Il Trattato di Lisbona è entrato in vigore il primo dicembre del 2009, ratificato da tutti gli Stati membri dell’Ue: modifica ed integra due precedenti trattati (il Trattato sull’Unione europea, o Tue, ed il Trattato che istituisce la Comunità Europea), apportando sostanziali modifiche all’ordinamento. Ma, fortunati noi, la pena di morte è rimasta monca, e nessuno ha ancora sollecitato l’applicazione della reintroduzione da parte dei Paesi membri. Perché potesse tornare la ghigliottina, è stato modificato l’articolo 6 del Tue, e nella parte che prevede la “salvaguardia dei Diritti dell’Uomo e delle libertà fondamentali”.
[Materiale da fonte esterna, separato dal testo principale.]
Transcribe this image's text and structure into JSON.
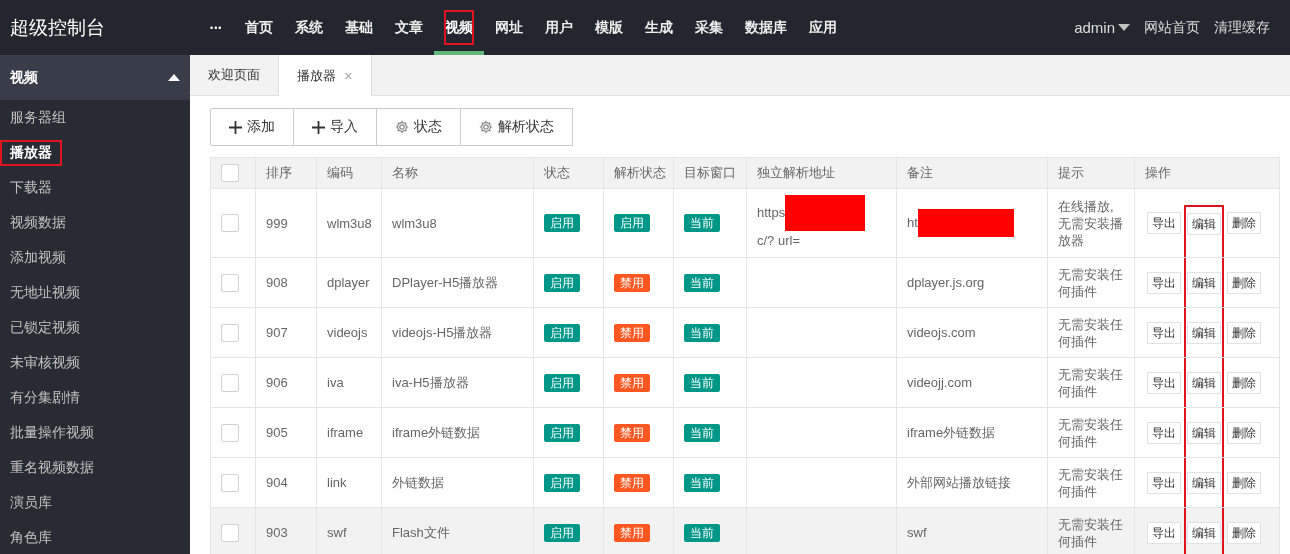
{
  "brand": "超级控制台",
  "nav": {
    "more": "•••",
    "items": [
      {
        "label": "首页",
        "selected": false,
        "marked": false
      },
      {
        "label": "系统",
        "selected": false,
        "marked": false
      },
      {
        "label": "基础",
        "selected": false,
        "marked": false
      },
      {
        "label": "文章",
        "selected": false,
        "marked": false
      },
      {
        "label": "视频",
        "selected": true,
        "marked": true
      },
      {
        "label": "网址",
        "selected": false,
        "marked": false
      },
      {
        "label": "用户",
        "selected": false,
        "marked": false
      },
      {
        "label": "模版",
        "selected": false,
        "marked": false
      },
      {
        "label": "生成",
        "selected": false,
        "marked": false
      },
      {
        "label": "采集",
        "selected": false,
        "marked": false
      },
      {
        "label": "数据库",
        "selected": false,
        "marked": false
      },
      {
        "label": "应用",
        "selected": false,
        "marked": false
      }
    ]
  },
  "user_menu": {
    "user": "admin",
    "links": [
      "网站首页",
      "清理缓存"
    ]
  },
  "sidebar": {
    "group": {
      "label": "视频",
      "expanded": true
    },
    "items": [
      {
        "label": "服务器组",
        "selected": false,
        "marked": false
      },
      {
        "label": "播放器",
        "selected": true,
        "marked": true
      },
      {
        "label": "下载器",
        "selected": false,
        "marked": false
      },
      {
        "label": "视频数据",
        "selected": false,
        "marked": false
      },
      {
        "label": "添加视频",
        "selected": false,
        "marked": false
      },
      {
        "label": "无地址视频",
        "selected": false,
        "marked": false
      },
      {
        "label": "已锁定视频",
        "selected": false,
        "marked": false
      },
      {
        "label": "未审核视频",
        "selected": false,
        "marked": false
      },
      {
        "label": "有分集剧情",
        "selected": false,
        "marked": false
      },
      {
        "label": "批量操作视频",
        "selected": false,
        "marked": false
      },
      {
        "label": "重名视频数据",
        "selected": false,
        "marked": false
      },
      {
        "label": "演员库",
        "selected": false,
        "marked": false
      },
      {
        "label": "角色库",
        "selected": false,
        "marked": false
      }
    ]
  },
  "tabs": [
    {
      "label": "欢迎页面",
      "selected": false,
      "closable": false
    },
    {
      "label": "播放器",
      "selected": true,
      "closable": true,
      "close": "×"
    }
  ],
  "toolbar": [
    {
      "label": "添加"
    },
    {
      "label": "导入"
    },
    {
      "label": "状态"
    },
    {
      "label": "解析状态"
    }
  ],
  "table": {
    "all_checked": false,
    "edit_marked": true,
    "columns": [
      "排序",
      "编码",
      "名称",
      "状态",
      "解析状态",
      "目标窗口",
      "独立解析地址",
      "备注",
      "提示",
      "操作"
    ],
    "rows": [
      {
        "checked": false,
        "hovered": false,
        "sort": "999",
        "code": "wlm3u8",
        "name": "wlm3u8",
        "status": {
          "text": "启用",
          "on": true
        },
        "parse_status": {
          "text": "启用",
          "on": true
        },
        "target": "当前",
        "address": [
          {
            "kind": "text",
            "text": "https"
          },
          {
            "kind": "redacted"
          },
          {
            "kind": "text",
            "text": "c/? url="
          }
        ],
        "note": [
          {
            "kind": "text",
            "text": "ht"
          },
          {
            "kind": "redacted"
          }
        ],
        "tip": "在线播放,无需安装播放器",
        "actions": [
          "导出",
          "编辑",
          "删除"
        ]
      },
      {
        "checked": false,
        "hovered": false,
        "sort": "908",
        "code": "dplayer",
        "name": "DPlayer-H5播放器",
        "status": {
          "text": "启用",
          "on": true
        },
        "parse_status": {
          "text": "禁用",
          "on": false
        },
        "target": "当前",
        "address": [],
        "note": [
          {
            "kind": "text",
            "text": "dplayer.js.org"
          }
        ],
        "tip": "无需安装任何插件",
        "actions": [
          "导出",
          "编辑",
          "删除"
        ]
      },
      {
        "checked": false,
        "hovered": false,
        "sort": "907",
        "code": "videojs",
        "name": "videojs-H5播放器",
        "status": {
          "text": "启用",
          "on": true
        },
        "parse_status": {
          "text": "禁用",
          "on": false
        },
        "target": "当前",
        "address": [],
        "note": [
          {
            "kind": "text",
            "text": "videojs.com"
          }
        ],
        "tip": "无需安装任何插件",
        "actions": [
          "导出",
          "编辑",
          "删除"
        ]
      },
      {
        "checked": false,
        "hovered": false,
        "sort": "906",
        "code": "iva",
        "name": "iva-H5播放器",
        "status": {
          "text": "启用",
          "on": true
        },
        "parse_status": {
          "text": "禁用",
          "on": false
        },
        "target": "当前",
        "address": [],
        "note": [
          {
            "kind": "text",
            "text": "videojj.com"
          }
        ],
        "tip": "无需安装任何插件",
        "actions": [
          "导出",
          "编辑",
          "删除"
        ]
      },
      {
        "checked": false,
        "hovered": false,
        "sort": "905",
        "code": "iframe",
        "name": "iframe外链数据",
        "status": {
          "text": "启用",
          "on": true
        },
        "parse_status": {
          "text": "禁用",
          "on": false
        },
        "target": "当前",
        "address": [],
        "note": [
          {
            "kind": "text",
            "text": "iframe外链数据"
          }
        ],
        "tip": "无需安装任何插件",
        "actions": [
          "导出",
          "编辑",
          "删除"
        ]
      },
      {
        "checked": false,
        "hovered": false,
        "sort": "904",
        "code": "link",
        "name": "外链数据",
        "status": {
          "text": "启用",
          "on": true
        },
        "parse_status": {
          "text": "禁用",
          "on": false
        },
        "target": "当前",
        "address": [],
        "note": [
          {
            "kind": "text",
            "text": "外部网站播放链接"
          }
        ],
        "tip": "无需安装任何插件",
        "actions": [
          "导出",
          "编辑",
          "删除"
        ]
      },
      {
        "checked": false,
        "hovered": true,
        "sort": "903",
        "code": "swf",
        "name": "Flash文件",
        "status": {
          "text": "启用",
          "on": true
        },
        "parse_status": {
          "text": "禁用",
          "on": false
        },
        "target": "当前",
        "address": [],
        "note": [
          {
            "kind": "text",
            "text": "swf"
          }
        ],
        "tip": "无需安装任何插件",
        "actions": [
          "导出",
          "编辑",
          "删除"
        ]
      }
    ]
  }
}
Ma esaminiamo l’articolato in questione, che recita all’articolo 1: “Il diritto alla vita di ogni persona è protetto dalla legge. Nessuno può essere intenzionalmente privato della vita, salvo che in esecuzione di una sentenza capitale pronunciata da un tribunale, nei casi in cui il delitto sia punito dalla legge con tale pena”. Quindi all’articolo 2: “La morte non è considerata inflitta in violazione di questo articolo quando derivasse da un ricorso alla forza reso assolutamente necessario: - seguono i commi a. per assicurare la difesa di qualsiasi persona dalla violenza illegale; b. per effettuare un regolare arresto o per impedire l’evasione di una persona legalmente detenuta; c. per reprimere, in modo conforme alla legge, una sommossa o una insurrezione”.
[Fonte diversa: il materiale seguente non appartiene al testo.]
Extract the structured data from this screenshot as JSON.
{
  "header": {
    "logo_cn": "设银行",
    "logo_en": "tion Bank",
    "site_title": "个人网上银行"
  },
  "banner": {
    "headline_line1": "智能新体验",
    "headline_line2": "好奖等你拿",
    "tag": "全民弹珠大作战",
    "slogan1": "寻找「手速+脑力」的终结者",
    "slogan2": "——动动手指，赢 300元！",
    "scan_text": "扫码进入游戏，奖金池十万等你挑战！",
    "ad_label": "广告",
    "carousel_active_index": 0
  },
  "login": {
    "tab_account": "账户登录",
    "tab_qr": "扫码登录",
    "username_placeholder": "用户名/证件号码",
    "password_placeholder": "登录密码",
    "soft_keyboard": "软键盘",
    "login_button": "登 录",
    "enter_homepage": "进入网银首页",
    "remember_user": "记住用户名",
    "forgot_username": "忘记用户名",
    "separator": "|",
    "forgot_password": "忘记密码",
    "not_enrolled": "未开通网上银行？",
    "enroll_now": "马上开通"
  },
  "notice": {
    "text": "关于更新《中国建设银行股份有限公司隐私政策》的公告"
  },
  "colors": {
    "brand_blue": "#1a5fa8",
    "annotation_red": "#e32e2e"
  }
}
Di fatto l’Unione europea sta orientandosi verso scelte liberticide, e non si comprende come queste possano conciliarsi con la storia europea degli ultimi sessant’anni. Certo, chi migra da Paesi del Terzo e Quarto Mondo, o fugge da guerre e dittature, considera questi come aspetti marginali. Per tutti gli altri il passo indietro è evidente, e c’è tanta paura di finire nelle maglie pressappochiste della giustizia.